イワユリの家は村の中心にあり、ツタが壁を覆った静かな木造の家だった。家の中に入ると植物の香りが漂い、壁には乾燥させた草花が飾られていた。
「さあ、座って座って!」イワユリは二匹にクッションを勧めると、奥の部屋から籠いっぱいのお菓子を持ってきた。
「改めて、助けてくれて本当にありがとう。」イワユリは菓子をテーブルに置きながら、柔らかい声で言った。
怠惰はその言葉に頷きつつ、早速質問を切り出す。
「僕たち、ニアダフスクって都市を目指してるんだけど、どんな場所か知ってる?」
イワユリは少し首をかしげながら答える。
「あそこはあまり明るい場所じゃないよ。霧が多くて、昼間でも薄暗いし、住んでいる人たちもどこか影がある感じ。でも、どうしてそんなところに行くの?」
崩壊が口を開く。
「D.P.companyを追っているんだ。あそこに何か手がかりがあると思っている。」
イワユリは興味なさそうに「ふーん」と言いながら菓子を口に運んだ。だが、その態度の軽さにも悪意は感じられず、ただ深い関心を持っていないだけのようだった。

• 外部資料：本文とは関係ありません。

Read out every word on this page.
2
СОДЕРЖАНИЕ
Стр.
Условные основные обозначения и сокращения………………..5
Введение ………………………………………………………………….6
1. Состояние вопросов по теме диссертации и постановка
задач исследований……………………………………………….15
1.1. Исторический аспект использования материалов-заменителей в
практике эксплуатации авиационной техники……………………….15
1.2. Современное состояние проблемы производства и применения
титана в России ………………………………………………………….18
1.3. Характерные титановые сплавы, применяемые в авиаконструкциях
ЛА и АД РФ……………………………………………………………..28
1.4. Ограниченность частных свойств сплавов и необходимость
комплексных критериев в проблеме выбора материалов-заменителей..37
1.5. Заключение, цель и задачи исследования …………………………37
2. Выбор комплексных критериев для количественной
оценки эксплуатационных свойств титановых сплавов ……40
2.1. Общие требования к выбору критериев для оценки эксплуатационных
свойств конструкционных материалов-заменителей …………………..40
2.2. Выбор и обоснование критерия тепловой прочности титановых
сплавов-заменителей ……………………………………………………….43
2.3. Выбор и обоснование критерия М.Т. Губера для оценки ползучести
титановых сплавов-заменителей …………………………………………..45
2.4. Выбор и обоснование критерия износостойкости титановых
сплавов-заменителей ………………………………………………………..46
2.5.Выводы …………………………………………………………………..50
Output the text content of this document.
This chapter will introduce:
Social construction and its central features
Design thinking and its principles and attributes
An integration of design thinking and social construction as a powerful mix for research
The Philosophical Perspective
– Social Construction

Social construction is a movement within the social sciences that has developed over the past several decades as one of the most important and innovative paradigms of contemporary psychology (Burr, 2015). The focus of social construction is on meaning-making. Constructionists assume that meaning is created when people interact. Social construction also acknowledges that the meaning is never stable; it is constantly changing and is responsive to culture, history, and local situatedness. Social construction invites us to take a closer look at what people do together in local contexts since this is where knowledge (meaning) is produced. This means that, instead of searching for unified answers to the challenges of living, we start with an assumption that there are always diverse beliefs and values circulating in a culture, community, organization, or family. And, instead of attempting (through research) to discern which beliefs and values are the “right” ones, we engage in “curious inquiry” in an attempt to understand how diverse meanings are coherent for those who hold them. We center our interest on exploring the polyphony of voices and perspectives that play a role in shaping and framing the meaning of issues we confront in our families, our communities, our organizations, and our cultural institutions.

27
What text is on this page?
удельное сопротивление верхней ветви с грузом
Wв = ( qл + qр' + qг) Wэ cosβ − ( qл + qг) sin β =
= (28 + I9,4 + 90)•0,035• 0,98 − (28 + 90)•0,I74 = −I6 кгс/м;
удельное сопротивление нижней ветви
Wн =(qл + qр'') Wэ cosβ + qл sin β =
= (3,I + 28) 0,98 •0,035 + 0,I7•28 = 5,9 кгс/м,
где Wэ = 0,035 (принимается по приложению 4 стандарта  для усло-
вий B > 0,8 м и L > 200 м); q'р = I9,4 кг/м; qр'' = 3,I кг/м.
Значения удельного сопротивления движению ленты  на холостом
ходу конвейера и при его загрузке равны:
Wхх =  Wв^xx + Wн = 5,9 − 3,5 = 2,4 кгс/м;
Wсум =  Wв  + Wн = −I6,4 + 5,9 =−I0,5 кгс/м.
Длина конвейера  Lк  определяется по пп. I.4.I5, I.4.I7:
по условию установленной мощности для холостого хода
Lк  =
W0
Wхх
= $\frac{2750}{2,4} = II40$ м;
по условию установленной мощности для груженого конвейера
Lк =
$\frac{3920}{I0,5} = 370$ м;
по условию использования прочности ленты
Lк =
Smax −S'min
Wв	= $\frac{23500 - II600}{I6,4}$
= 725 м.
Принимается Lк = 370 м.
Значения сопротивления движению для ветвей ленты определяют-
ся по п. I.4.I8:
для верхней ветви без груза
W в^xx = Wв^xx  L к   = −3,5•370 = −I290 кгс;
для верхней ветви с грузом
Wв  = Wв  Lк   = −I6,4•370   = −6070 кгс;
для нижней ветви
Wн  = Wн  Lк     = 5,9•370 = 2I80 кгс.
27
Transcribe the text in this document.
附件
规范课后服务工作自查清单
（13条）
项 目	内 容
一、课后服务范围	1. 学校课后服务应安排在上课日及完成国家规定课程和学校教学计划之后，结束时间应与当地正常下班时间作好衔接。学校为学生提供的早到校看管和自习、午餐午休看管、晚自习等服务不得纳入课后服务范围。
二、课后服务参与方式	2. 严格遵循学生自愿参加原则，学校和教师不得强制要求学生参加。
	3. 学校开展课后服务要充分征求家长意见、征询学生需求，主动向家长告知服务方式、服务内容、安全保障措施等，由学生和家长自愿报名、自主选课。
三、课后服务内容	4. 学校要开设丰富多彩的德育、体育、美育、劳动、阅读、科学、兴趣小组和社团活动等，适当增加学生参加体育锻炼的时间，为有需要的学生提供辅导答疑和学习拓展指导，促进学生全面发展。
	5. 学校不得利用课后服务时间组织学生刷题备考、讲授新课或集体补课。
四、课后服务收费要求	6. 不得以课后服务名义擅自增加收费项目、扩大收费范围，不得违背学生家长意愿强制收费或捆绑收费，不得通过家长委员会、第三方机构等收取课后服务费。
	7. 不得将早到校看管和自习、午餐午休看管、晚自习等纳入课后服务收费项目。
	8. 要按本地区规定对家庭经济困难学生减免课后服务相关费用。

日が暮れて辺りが静かになり、村は穏やかな夜を迎えた。イワユリは柔らかな笑みを浮かべながら二匹に提案した。
「今日はもう夜だから、ここに泊まっていったら?疲れてるでしょ?」
怠惰と崩壊は互いに顔を見合わせると頷いた。
「ありがとう、イワユリさん。少しお世話になるね。」
イワユリの家の一室には、ふかふかの草と葉っぱで作られたベッドが用意されており、怠惰と崩壊は安心して横になった。
「イワユリの村って本当に静かで、ここにいるとすごく落ち着くな。」怠惰は目を閉じながらつぶやいた。
「だが、俺たちには先を急ぐ理由がある。休むのは今夜だけだな。」崩壊が静かに応じる。
村の外では森の葉擦れの音が聞こえ、穏やかな夜風が窓から入り込んでいた。束の間の安らぎを胸に、二匹は明日への活力を養うため、深い眠りについた。